Es la depresión de ver el cansancio y la tristeza en los ojos de los empleados de Ferre Total que se esfuerzan por seguir dando una buena atención pero que no pueden disimular su depresión e incertidumbre.

Mientras espero que me busquen las dos piezas que le faltaron a mis persianas, leo el aviso puesto en la pared de entrada con la lista del límite de productos que cada cliente puede comprar, el racionamiento, pues. Sale un señor que hizo la insoportable cola para comprar 2 metros de cable «debe ser una emergencia», pienso, y veo que sale una señora con un galón de pintura y 6 ganchos para colgar ropa. Otra con un archivador de plástico y una más con una carretilla vacía… En fin, no quiero pensar que la gente pierda 3 horas de su vida a pleno sol, con 40 grados centígrados a la sombra, para comprar esas cosas.

Un chico se me acerca y comenta:

-Se me dañó una llave paso y tengo que cambiarla urgentemente y no tengo otro sitio dónde conseguirla hoy. En Epa no quedó nada. ¡Coño, yo no tengo tiempo para estas colas! Yo, para comprar, tengo que trabajar y si hago la cola no trabajo y, por lo tanto, no tendré con qué comprar. ¿Esta gente tiene plata y tiempo para hacer estas colas? ¿No trabajan?

Quiero pensar que ya el martes habrá pasado esta sensación de lunes, pero sé que al día siguiente volverá la depresión cuando salga a comprar, en la panadería de la que soy cliente desde hace 20 años, dos litros de leche y me digan que solo puedo llevar uno. O cuando me avisen llegó una extraña leche condensada al supermercado y me digan las dependientes que si quiero comprar 3 potecitos (se lee TRES unidades) de esa leche tengo que hacer una compra, de más de 300 bolívares. De lo contrario, solo me permiten comprar 1 pote (se lee UN pote de 350 ml.)

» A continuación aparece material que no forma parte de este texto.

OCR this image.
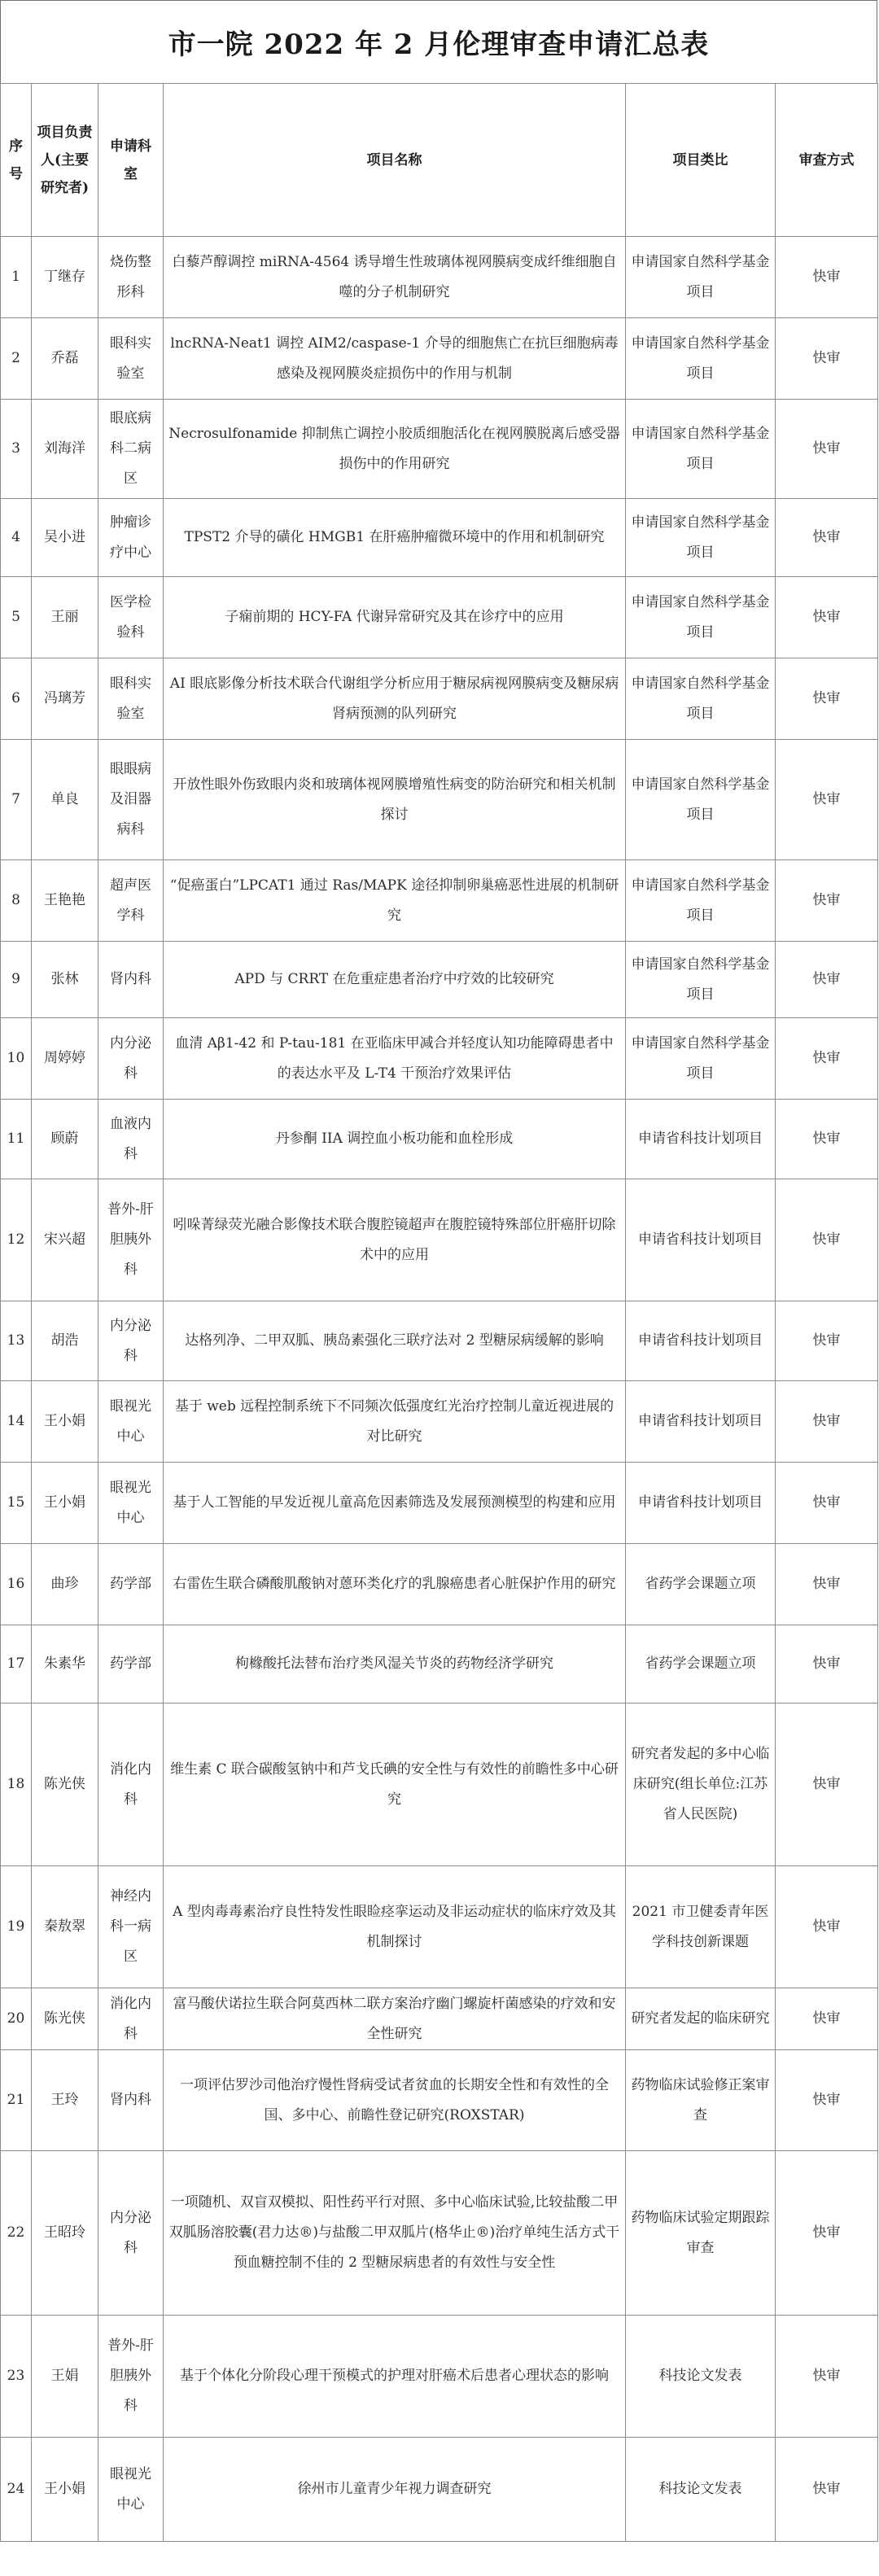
市一院 2022 年 2 月伦理审查申请汇总表
序号	项目负责人(主要研究者)	申请科室	项目名称	项目类比	审查方式
1	丁继存	烧伤整形科	白藜芦醇调控 miRNA-4564 诱导增生性玻璃体视网膜病变成纤维细胞自噬的分子机制研究	申请国家自然科学基金项目	快审
2	乔磊	眼科实验室	lncRNA-Neat1 调控 AIM2/caspase-1 介导的细胞焦亡在抗巨细胞病毒感染及视网膜炎症损伤中的作用与机制	申请国家自然科学基金项目	快审
3	刘海洋	眼底病科二病区	Necrosulfonamide 抑制焦亡调控小胶质细胞活化在视网膜脱离后感受器损伤中的作用研究	申请国家自然科学基金项目	快审
4	吴小进	肿瘤诊疗中心	TPST2 介导的磺化 HMGB1 在肝癌肿瘤微环境中的作用和机制研究	申请国家自然科学基金项目	快审
5	王丽	医学检验科	子痫前期的 HCY-FA 代谢异常研究及其在诊疗中的应用	申请国家自然科学基金项目	快审
6	冯璃芳	眼科实验室	AI 眼底影像分析技术联合代谢组学分析应用于糖尿病视网膜病变及糖尿病肾病预测的队列研究	申请国家自然科学基金项目	快审
7	单良	眼眼病及泪器病科	开放性眼外伤致眼内炎和玻璃体视网膜增殖性病变的防治研究和相关机制探讨	申请国家自然科学基金项目	快审
8	王艳艳	超声医学科	“促癌蛋白”LPCAT1 通过 Ras/MAPK 途径抑制卵巢癌恶性进展的机制研究	申请国家自然科学基金项目	快审
9	张林	肾内科	APD 与 CRRT 在危重症患者治疗中疗效的比较研究	申请国家自然科学基金项目	快审
10	周婷婷	内分泌科	血清 Aβ1-42 和 P-tau-181 在亚临床甲减合并轻度认知功能障碍患者中的表达水平及 L-T4 干预治疗效果评估	申请国家自然科学基金项目	快审
11	顾蔚	血液内科	丹参酮 IIA 调控血小板功能和血栓形成	申请省科技计划项目	快审
12	宋兴超	普外-肝胆胰外科	吲哚菁绿荧光融合影像技术联合腹腔镜超声在腹腔镜特殊部位肝癌肝切除术中的应用	申请省科技计划项目	快审
13	胡浩	内分泌科	达格列净、二甲双胍、胰岛素强化三联疗法对 2 型糖尿病缓解的影响	申请省科技计划项目	快审
14	王小娟	眼视光中心	基于 web 远程控制系统下不同频次低强度红光治疗控制儿童近视进展的对比研究	申请省科技计划项目	快审
15	王小娟	眼视光中心	基于人工智能的早发近视儿童高危因素筛选及发展预测模型的构建和应用	申请省科技计划项目	快审
16	曲珍	药学部	右雷佐生联合磷酸肌酸钠对蒽环类化疗的乳腺癌患者心脏保护作用的研究	省药学会课题立项	快审
17	朱素华	药学部	枸橼酸托法替布治疗类风湿关节炎的药物经济学研究	省药学会课题立项	快审
18	陈光侠	消化内科	维生素 C 联合碳酸氢钠中和芦戈氏碘的安全性与有效性的前瞻性多中心研究	研究者发起的多中心临床研究(组长单位:江苏省人民医院)	快审
19	秦敖翠	神经内科一病区	A 型肉毒毒素治疗良性特发性眼睑痉挛运动及非运动症状的临床疗效及其机制探讨	2021 市卫健委青年医学科技创新课题	快审
20	陈光侠	消化内科	富马酸伏诺拉生联合阿莫西林二联方案治疗幽门螺旋杆菌感染的疗效和安全性研究	研究者发起的临床研究	快审
21	王玲	肾内科	一项评估罗沙司他治疗慢性肾病受试者贫血的长期安全性和有效性的全国、多中心、前瞻性登记研究(ROXSTAR)	药物临床试验修正案审查	快审
22	王昭玲	内分泌科	一项随机、双盲双模拟、阳性药平行对照、多中心临床试验,比较盐酸二甲双胍肠溶胶囊(君力达®)与盐酸二甲双胍片(格华止®)治疗单纯生活方式干预血糖控制不佳的 2 型糖尿病患者的有效性与安全性	药物临床试验定期跟踪审查	快审
23	王娟	普外-肝胆胰外科	基于个体化分阶段心理干预模式的护理对肝癌术后患者心理状态的影响	科技论文发表	快审
24	王小娟	眼视光中心	徐州市儿童青少年视力调查研究	科技论文发表	快审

Me deprimiré una vez más al contemplar el kiosco de periódico del chavista Francisco que está por mi cuadra y se ha convertido en una especie de alegoría de lo que es el país.

Un Kiosco que hace 15 años estaba lleno de periódicos, revistas, juegos, chucherías. Donde compraba cigarrillos cuando fumaba, donde hasta hilo, agujas y pega loca podía conseguir. Es un remedo de kiosco.

Como Venezuela, ese kiosco ahora está vacío y oscuro. Dos periódicos y unos cuantos frascos vacíos es los único que se ve al pasar frente a él. Ya ni siquiera me detengo. Hago una mueca de saludo y solo le digo a Francisco:

-¡Coño, esa vaina está cada vez más pelada!

El me responde que «ahora no se puede tener lo que no se vende».

Lo sé muy bien. Tengo 15 años adaptando mi negocio a las circunstancias del país. Eliminar rubros, perseguir otros. Disminuir costos. Rebuscar por todos lados.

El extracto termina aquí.